Figure 5. Gross and histologic analysis of experimental lung metastasis

(A) Lungs recovered 18-28 days after injection from mice bearing wild type, α3si, or a3Rx 4T1 cells were paraformaldehyde-fixed and photographed using a dissecting microscope prior to paraffin-embedding. Pulmonary metastases appear as pale tan nodules on the surfaces of lungs (arrows point to examples). Fewer nodules were evident on lungs from mice with α3si cells. (B) Quantification of tumor nodules per 4X field in H&E-stained sections from paraffin-embedded lungs. The α3si 4T1 cells formed fewer nodules than either wild type or α3Rx 4T1 cells. The wild type cells formed more nodules than the α3Rx cells, indicating a partial restoration of α3 function for the α3Rx cells in this assay. (*P<0.01, ANOVA with Tukey post-test, n=3 mice per group, 3 slides per mouse, 3 fields per slide, for a total of 27 fields per cell type). Shown at right are representative photomicrographs of lungs from mice injected with (C) wild type, (D) α3si, or (E) α3Rx 4T1 cells. Asterisks indicate examples of tumor nodules within the pulmonary parenchyma. HE, bars = 200 μm.

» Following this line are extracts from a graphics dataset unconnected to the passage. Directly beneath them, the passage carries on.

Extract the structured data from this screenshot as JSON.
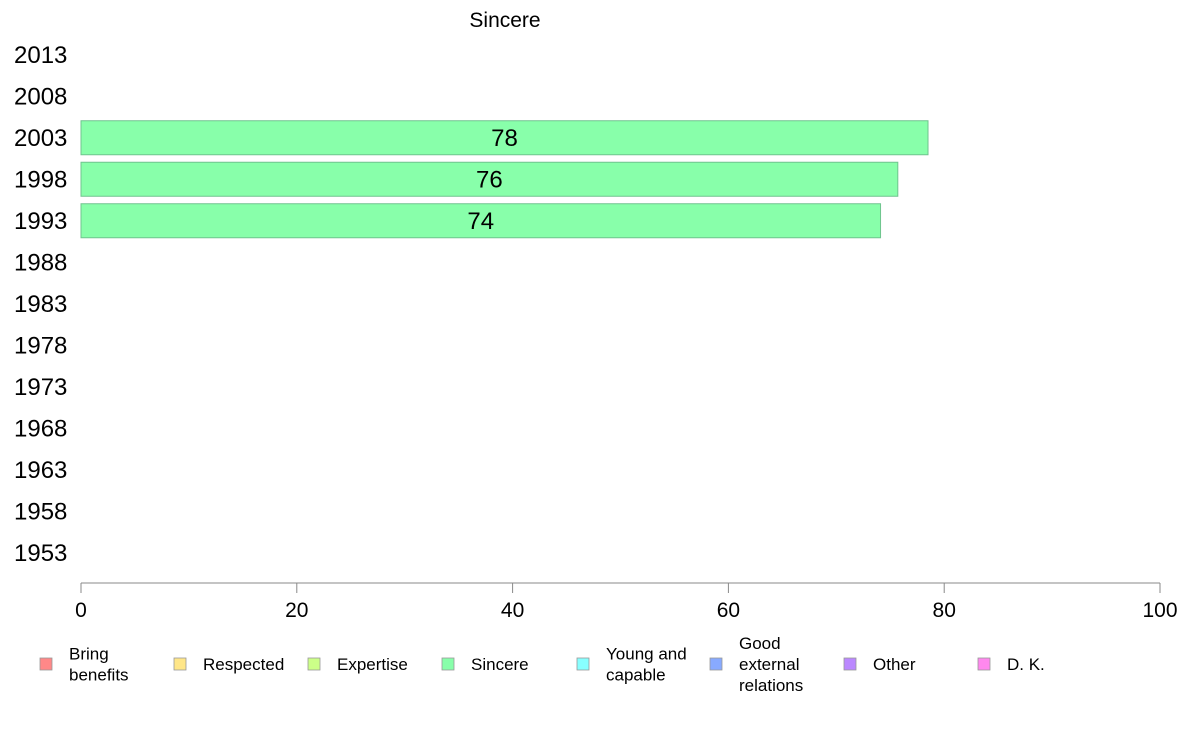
{
  "chart_data": {
    "type": "bar",
    "orientation": "horizontal",
    "title": "Sincere",
    "categories": [
      "2013",
      "2008",
      "2003",
      "1998",
      "1993",
      "1988",
      "1983",
      "1978",
      "1973",
      "1968",
      "1963",
      "1958",
      "1953"
    ],
    "series": [
      {
        "name": "Sincere",
        "color": "#88ffaa",
        "values": [
          null,
          null,
          78.5,
          75.7,
          74.1,
          null,
          null,
          null,
          null,
          null,
          null,
          null,
          null
        ],
        "labels": [
          "",
          "",
          "78",
          "76",
          "74",
          "",
          "",
          "",
          "",
          "",
          "",
          "",
          ""
        ]
      }
    ],
    "xlim": [
      0,
      100
    ],
    "xticks": [
      "0",
      "20",
      "40",
      "60",
      "80",
      "100"
    ],
    "grid": false,
    "legend_position": "bottom"
  },
  "legend": [
    {
      "label": "Bring\nbenefits",
      "color": "#ff8888"
    },
    {
      "label": "Respected",
      "color": "#ffe688"
    },
    {
      "label": "Expertise",
      "color": "#ccff88"
    },
    {
      "label": "Sincere",
      "color": "#88ffaa"
    },
    {
      "label": "Young and\ncapable",
      "color": "#88ffff"
    },
    {
      "label": "Good\nexternal\nrelations",
      "color": "#88aaff"
    },
    {
      "label": "Other",
      "color": "#bb88ff"
    },
    {
      "label": "D. K.",
      "color": "#ff88ee"
    }
  ]
}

Figure 6. Impaired proliferation of α3-silenced 4T1 cells

Wild type, α3-silenced, and α3Rx 4T1 cells were plated in 2% FBS in wells coated with 1 μg/ml LM-332, 1 μg/ml LM-511, 10 μg/ml collagen I, or in uncoated wells. One set of wells was assayed by WST-1 on day 0 (the day of plating) to measure cells input, and the remaining wells were assayed on day 2. Bars represent mean ± SEM for 6 wells per cell type per condition, normalized to day 0 values. The growth of the α3si cells was significantly less than that of either the wild type or α3Rx cells on all substrates tested (*P<0.001, ANOVA with Tukey post-test).

Figure 7. Laminin α5 expression by 4T1 cells

(A-C) Wild type, α3si, and α3Rx 4T1 cells were cultured on collagen I-coated coverslips overnight, then fixed and stained with polyclonal anti-laminin α5 antibody (LAMA5). (D-F) The merged images show counterstaining for F-actin and nuclei with phalloidin and DAPI. (G-I) Longer exposure images in cell-free areas highlight laminin α5 deposition on the substrate. (J-L) Negative control staining with normal rabbit IgG. (M) Survival analysis of α3 integrin-overexpressing human breast cancer cases, based on whether or not laminin-α5 (LAMA5) is also upregulated. LAMA5 overexpressing cases showed reduced survival (P=0.000403, logrank test).